Jankowski smacked a single up the middle to keep the inning alive and turn over the lineup. Then a long-slumping Marcus Semien finally broke out, tripling down the left-field line to score Taveras and Jankowski. The Rangers plated five runs in the frame and added five more in the next.

In that third inning, again with two outs and this time with the bases loaded, Jankowski doubled to drive in two and then scored on Semien’s first home run of the postseason.

The final score was 11-7, but it wasn’t even that close until the final two innings.

“If you guys should be talking to anyone, should be talking to Marcus,” Jankowski said to the throng of media mobbing him at his locker afterward. “He had a heck of a game.”

Elsewhere, Semien offered his evaluation: “Travis stepped up today.”

A whole bunch of them did. Andrew Heaney threw five innings of one-run ball — his longest outing this October — a day after the bullpen was pressed into extra service by Scherzer’s early exit. But mostly, the Rangers won with offense.
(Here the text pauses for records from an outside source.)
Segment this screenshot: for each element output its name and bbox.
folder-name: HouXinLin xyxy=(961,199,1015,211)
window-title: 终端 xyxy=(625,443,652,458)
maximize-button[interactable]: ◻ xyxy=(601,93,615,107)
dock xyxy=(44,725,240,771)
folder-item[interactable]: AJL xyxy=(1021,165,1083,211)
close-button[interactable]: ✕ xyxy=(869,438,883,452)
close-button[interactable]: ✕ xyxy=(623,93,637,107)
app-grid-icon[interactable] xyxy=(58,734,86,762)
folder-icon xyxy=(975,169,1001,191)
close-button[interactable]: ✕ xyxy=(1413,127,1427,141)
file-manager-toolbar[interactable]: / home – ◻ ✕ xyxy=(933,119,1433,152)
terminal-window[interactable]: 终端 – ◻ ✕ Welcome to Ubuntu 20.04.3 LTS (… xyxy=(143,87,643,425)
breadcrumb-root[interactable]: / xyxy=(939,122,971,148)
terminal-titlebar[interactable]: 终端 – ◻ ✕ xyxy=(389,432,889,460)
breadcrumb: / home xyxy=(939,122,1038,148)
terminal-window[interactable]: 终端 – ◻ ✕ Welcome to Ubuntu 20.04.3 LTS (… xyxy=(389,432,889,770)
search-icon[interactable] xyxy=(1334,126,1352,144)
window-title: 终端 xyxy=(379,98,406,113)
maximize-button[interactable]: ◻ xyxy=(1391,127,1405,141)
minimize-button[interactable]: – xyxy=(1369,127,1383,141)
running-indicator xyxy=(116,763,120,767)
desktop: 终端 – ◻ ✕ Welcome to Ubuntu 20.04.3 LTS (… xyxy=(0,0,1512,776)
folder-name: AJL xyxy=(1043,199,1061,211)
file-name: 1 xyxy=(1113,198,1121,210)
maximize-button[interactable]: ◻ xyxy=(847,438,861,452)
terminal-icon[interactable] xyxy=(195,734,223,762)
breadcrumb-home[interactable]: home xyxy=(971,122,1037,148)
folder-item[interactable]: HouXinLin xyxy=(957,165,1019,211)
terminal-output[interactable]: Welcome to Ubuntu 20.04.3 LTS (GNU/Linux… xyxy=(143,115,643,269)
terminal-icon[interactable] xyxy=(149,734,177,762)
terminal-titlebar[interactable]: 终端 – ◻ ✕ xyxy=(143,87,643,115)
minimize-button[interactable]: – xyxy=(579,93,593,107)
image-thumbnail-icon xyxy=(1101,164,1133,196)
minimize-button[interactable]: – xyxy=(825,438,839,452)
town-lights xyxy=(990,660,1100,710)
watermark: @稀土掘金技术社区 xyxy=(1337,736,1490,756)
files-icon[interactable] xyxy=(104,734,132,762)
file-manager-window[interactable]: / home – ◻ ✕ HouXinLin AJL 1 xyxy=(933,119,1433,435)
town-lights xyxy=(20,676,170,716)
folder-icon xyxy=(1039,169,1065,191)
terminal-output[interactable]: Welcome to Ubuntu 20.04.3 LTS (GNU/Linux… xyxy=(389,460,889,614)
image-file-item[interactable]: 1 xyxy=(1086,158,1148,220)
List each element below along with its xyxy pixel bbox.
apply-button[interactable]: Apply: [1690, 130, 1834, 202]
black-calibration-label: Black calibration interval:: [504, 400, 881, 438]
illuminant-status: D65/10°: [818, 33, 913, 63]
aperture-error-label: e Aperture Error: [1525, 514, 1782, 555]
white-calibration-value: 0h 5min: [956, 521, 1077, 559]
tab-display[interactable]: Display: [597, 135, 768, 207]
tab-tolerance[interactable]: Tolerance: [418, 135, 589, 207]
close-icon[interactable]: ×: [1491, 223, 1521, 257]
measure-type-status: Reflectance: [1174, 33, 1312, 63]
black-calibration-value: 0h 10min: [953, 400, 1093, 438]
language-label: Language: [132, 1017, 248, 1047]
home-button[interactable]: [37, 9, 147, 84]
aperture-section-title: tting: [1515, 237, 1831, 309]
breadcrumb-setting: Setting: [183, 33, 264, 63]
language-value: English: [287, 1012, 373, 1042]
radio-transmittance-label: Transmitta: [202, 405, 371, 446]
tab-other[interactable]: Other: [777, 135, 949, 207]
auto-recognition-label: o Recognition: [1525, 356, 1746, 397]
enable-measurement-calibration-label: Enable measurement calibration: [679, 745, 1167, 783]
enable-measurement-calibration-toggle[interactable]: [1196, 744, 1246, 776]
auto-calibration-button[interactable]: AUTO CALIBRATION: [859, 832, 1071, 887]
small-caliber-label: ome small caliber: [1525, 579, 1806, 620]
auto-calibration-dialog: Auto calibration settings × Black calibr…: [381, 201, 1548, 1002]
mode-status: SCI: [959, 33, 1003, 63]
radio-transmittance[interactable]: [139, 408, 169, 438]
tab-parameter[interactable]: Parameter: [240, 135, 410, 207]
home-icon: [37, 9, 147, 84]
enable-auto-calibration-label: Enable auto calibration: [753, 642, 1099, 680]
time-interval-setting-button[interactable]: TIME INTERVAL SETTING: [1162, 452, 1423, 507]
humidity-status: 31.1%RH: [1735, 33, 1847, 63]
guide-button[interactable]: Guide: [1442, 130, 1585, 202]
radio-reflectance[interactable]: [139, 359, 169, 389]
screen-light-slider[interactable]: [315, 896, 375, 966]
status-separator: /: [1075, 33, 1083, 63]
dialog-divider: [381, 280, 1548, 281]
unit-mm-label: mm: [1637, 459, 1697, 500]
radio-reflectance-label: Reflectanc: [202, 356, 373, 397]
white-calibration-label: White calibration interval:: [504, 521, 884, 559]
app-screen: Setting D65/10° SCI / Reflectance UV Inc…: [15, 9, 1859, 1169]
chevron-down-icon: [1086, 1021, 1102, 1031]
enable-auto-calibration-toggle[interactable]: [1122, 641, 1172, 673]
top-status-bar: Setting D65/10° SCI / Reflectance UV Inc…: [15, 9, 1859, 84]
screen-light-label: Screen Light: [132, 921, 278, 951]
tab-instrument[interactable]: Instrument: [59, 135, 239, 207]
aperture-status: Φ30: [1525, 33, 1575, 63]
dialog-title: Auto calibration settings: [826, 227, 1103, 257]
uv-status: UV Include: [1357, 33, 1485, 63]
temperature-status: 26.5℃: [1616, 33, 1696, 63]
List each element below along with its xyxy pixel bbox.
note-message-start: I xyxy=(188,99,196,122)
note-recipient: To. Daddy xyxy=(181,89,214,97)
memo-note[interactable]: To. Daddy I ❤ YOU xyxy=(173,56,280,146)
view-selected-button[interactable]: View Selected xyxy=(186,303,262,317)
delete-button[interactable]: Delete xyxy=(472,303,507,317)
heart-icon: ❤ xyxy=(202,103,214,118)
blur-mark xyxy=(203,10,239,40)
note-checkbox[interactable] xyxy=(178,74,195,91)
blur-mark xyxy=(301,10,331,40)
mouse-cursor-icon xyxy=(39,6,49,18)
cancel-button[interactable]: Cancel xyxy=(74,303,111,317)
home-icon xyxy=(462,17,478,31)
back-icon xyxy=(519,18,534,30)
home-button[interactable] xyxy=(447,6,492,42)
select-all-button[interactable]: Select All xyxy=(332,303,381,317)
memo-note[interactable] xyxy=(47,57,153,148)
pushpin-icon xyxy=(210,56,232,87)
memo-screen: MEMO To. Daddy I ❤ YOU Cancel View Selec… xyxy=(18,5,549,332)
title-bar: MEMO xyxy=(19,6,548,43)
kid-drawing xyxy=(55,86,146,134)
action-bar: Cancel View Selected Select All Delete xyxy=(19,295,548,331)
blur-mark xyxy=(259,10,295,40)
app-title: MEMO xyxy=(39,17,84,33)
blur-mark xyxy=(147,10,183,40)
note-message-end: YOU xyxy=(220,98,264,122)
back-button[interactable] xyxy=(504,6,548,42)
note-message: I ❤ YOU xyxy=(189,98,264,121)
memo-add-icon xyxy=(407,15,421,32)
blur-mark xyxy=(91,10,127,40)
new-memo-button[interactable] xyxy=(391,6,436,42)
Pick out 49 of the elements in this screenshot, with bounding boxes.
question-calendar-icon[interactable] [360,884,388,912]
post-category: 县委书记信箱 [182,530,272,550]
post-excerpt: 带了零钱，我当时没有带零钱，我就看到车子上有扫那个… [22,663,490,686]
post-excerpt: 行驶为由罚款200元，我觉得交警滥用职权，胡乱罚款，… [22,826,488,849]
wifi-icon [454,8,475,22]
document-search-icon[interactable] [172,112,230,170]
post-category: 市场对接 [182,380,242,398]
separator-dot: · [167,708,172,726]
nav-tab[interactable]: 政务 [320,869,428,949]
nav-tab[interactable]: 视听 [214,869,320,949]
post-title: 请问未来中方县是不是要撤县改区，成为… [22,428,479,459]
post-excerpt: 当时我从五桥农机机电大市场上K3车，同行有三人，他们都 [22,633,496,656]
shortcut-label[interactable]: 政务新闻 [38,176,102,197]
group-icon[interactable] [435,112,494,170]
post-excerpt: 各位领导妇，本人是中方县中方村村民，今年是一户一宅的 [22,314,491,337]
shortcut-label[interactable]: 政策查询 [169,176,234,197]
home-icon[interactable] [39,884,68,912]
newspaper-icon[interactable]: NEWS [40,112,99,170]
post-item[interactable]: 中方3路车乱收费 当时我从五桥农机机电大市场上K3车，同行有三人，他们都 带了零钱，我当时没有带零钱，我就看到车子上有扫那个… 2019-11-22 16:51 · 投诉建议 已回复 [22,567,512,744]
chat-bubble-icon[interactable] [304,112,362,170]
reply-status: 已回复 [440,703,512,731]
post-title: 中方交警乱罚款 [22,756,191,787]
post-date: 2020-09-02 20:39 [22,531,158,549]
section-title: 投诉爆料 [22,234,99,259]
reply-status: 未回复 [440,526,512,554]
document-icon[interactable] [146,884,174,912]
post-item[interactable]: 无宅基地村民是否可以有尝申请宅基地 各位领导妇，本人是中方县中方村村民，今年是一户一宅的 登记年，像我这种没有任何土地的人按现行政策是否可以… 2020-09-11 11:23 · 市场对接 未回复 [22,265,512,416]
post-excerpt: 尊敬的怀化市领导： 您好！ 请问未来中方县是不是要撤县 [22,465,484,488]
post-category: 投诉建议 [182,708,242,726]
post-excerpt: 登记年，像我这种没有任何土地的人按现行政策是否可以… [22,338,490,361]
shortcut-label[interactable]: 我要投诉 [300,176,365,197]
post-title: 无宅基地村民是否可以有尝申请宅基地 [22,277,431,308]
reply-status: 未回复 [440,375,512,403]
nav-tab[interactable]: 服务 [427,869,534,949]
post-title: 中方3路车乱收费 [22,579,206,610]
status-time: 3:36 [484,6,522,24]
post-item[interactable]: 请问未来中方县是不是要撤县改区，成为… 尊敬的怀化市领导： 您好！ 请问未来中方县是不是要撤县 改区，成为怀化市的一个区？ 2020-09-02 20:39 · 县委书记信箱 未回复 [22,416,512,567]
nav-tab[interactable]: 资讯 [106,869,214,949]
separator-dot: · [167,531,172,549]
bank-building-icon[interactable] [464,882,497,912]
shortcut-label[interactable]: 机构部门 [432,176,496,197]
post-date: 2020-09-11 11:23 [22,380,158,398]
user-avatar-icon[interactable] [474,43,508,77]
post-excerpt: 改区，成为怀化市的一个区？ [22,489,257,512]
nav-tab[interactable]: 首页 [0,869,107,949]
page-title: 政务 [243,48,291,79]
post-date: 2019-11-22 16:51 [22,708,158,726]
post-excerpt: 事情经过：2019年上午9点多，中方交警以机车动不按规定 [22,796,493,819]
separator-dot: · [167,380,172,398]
Semien ended the night with five RBI. Corey Seager hit his third home run of the World Series, Heim his first.

“Honestly, when you hit in this lineup, you know that you don’t have to do too much,” Jankowski said. “I knew that I didn’t have to go out and have the postseason Adolis was having.”

“It’s a celebration of the system,” Ecker said of Jankowski’s two-hit night. “It’s kind of like, this is what we do here. When you become a Texas Ranger, immediately we expect your at-bat quality to be the best in the league. So it’s kind of a standard here that we talk about — the minute you’re on this offense, you’re immediately now in the upper echelon for the way you approach your at-bats.”

Every day, the Rangers name a Hitter of the Day. That player gets to say a little something in the meeting and choose the next recipient of the award. After Game 3, it was Seager. But rather than wait for him to pick someone else, “we sort of made sure Doli was going to get it,” Ecker said.

That way, García could address his teammates in the pregame hitters’ meeting.

“His message was that he really wishes he could be out there,” Ecker said. “And he’s still with us and to go finish this thing.”

On Tuesday, the Rangers came within a game of doing so. They’ll have a chance to win their franchise’s first championship on Wednesday. But before that, they will have to name a new Hitter of the Day.

“Doli’s going to pick,” Ecker said, “And it’s gonna be a tough one. A lot of choices.”